Comet Tuttle-Giacobini-Kresak is a periodic comet with the
designation 41P. Most of these old periodic comets were discovered visually
by comet hunters. This is a short period comet of a 5-year orbital period
and first appeared in 1858 . After having escaped several attempts to recover,
it was found in April 1951 in the constellation of Leo in the evening sky
as a 10th-magnitude comet by Dr. Kresak during his comet search at Skalnate
Pleso Observatory in Czechoslovakia@(present Slovakia). It was a discovery
by 10cm binoculars and immediately reported as a new comet to the Central
Bureau for Astronomical Telegrams in Copenhagen. It was many decades later
that it was confirmed to be Comet Tuttle reappearing after 50 years. In
fact, Tanakami Astronomical Circular-Letter issued in June 1951 reported
that Comet Kresak was Comet Tuttle 2.
Since then the comet has been recovered mostly with a regularity.
However, at its apparition of May 1973 something unusual happened. It was
predicted to become 15th magnitude, but in June it suddenly brightened
to 4th magnitude. It became a substantial comet with a trailing tail and
faintly visible to the naked eye. Dr. Kresak, the third discoverer of the
comet, observed this phenomenon and said that this comet had lost most
of its energy after two outbursts at this apparition, suggesting that he
was pessimistic about its next apparition.
The next apparition was predicted to be 5 years later in
December 1978. Dr. Marsden of BAA predicted the magnitude of its nucleus
to be fainter than 20, perhaps considering Dr. Kresak's view. What's more,
the comet would appear under the worst observing conditions: it would be
close to the sun and less than 20 degrees in altitude in the beginning
morning twilight. Under these conditions, the recovery would be impossible
and no observatories in the world would try to search for it. The "lost"
Comet Tuttle-Giacobini-Kresak would quietly turn around the sun and head
back toward distance space without being seen by anybody.
At 5 am of November 9 ,1978, Geisei's 40cm reflector captured
the comet right on the spot. Venus at the greatest west elongation was
blazing less than one degree from the comet swamping its feeble light.
But the comet was bright enough to be barely detectable at 17th magnitude.

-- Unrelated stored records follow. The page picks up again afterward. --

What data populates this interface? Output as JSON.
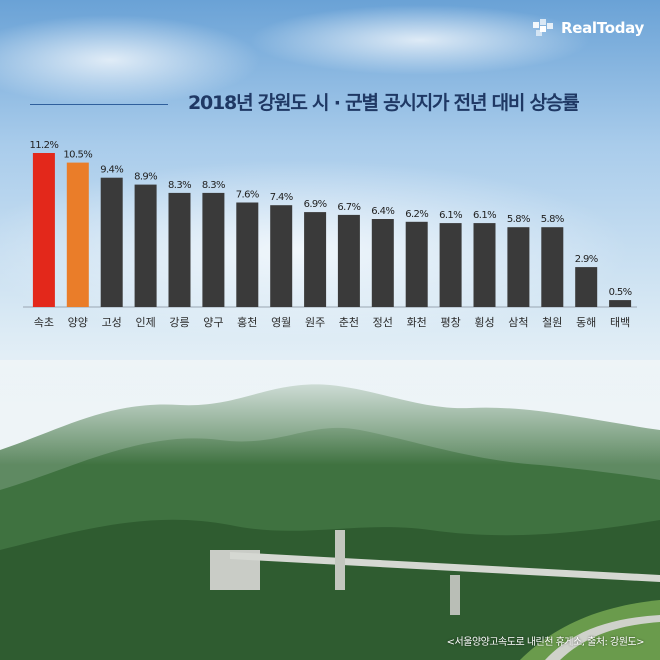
{
  "brand": {
    "name": "RealToday",
    "icon": "realtoday-logo-icon"
  },
  "colors": {
    "highlight1": "#e3281b",
    "highlight2": "#ea7d29",
    "bar": "#3a3a3a",
    "title": "#1f3864"
  },
  "chart_data": {
    "type": "bar",
    "title": "2018년 강원도 시 · 군별 공시지가 전년 대비 상승률",
    "xlabel": "",
    "ylabel": "",
    "categories": [
      "속초",
      "양양",
      "고성",
      "인제",
      "강릉",
      "양구",
      "홍천",
      "영월",
      "원주",
      "춘천",
      "정선",
      "화천",
      "평창",
      "횡성",
      "삼척",
      "철원",
      "동해",
      "태백"
    ],
    "values": [
      11.2,
      10.5,
      9.4,
      8.9,
      8.3,
      8.3,
      7.6,
      7.4,
      6.9,
      6.7,
      6.4,
      6.2,
      6.1,
      6.1,
      5.8,
      5.8,
      2.9,
      0.5
    ],
    "value_labels": [
      "11.2%",
      "10.5%",
      "9.4%",
      "8.9%",
      "8.3%",
      "8.3%",
      "7.6%",
      "7.4%",
      "6.9%",
      "6.7%",
      "6.4%",
      "6.2%",
      "6.1%",
      "6.1%",
      "5.8%",
      "5.8%",
      "2.9%",
      "0.5%"
    ],
    "unit": "%",
    "ylim": [
      0,
      11.2
    ],
    "grid": false,
    "legend": "none"
  },
  "caption": "<서울양양고속도로 내린천 휴게소, 출처: 강원도>"
}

In spite of Dr. Kresak's concern, the comet made an impressive
return shining at the normal total magnitude. There were no observations
at this apparition other than Geisei's. Geisei continued to track the comet
until January 1979. What is presented here is one of the photographic plates
exposed during the observation of this comet. Numerous scratches are the
reminiscence of the passing of time since the recovery, but the plate is
now restored to an extent that it is presentable. The comet on the plate
is hazy like fog without a nucleus.
16-minute exposure from 5:10, December 12, 1978, J.S.T.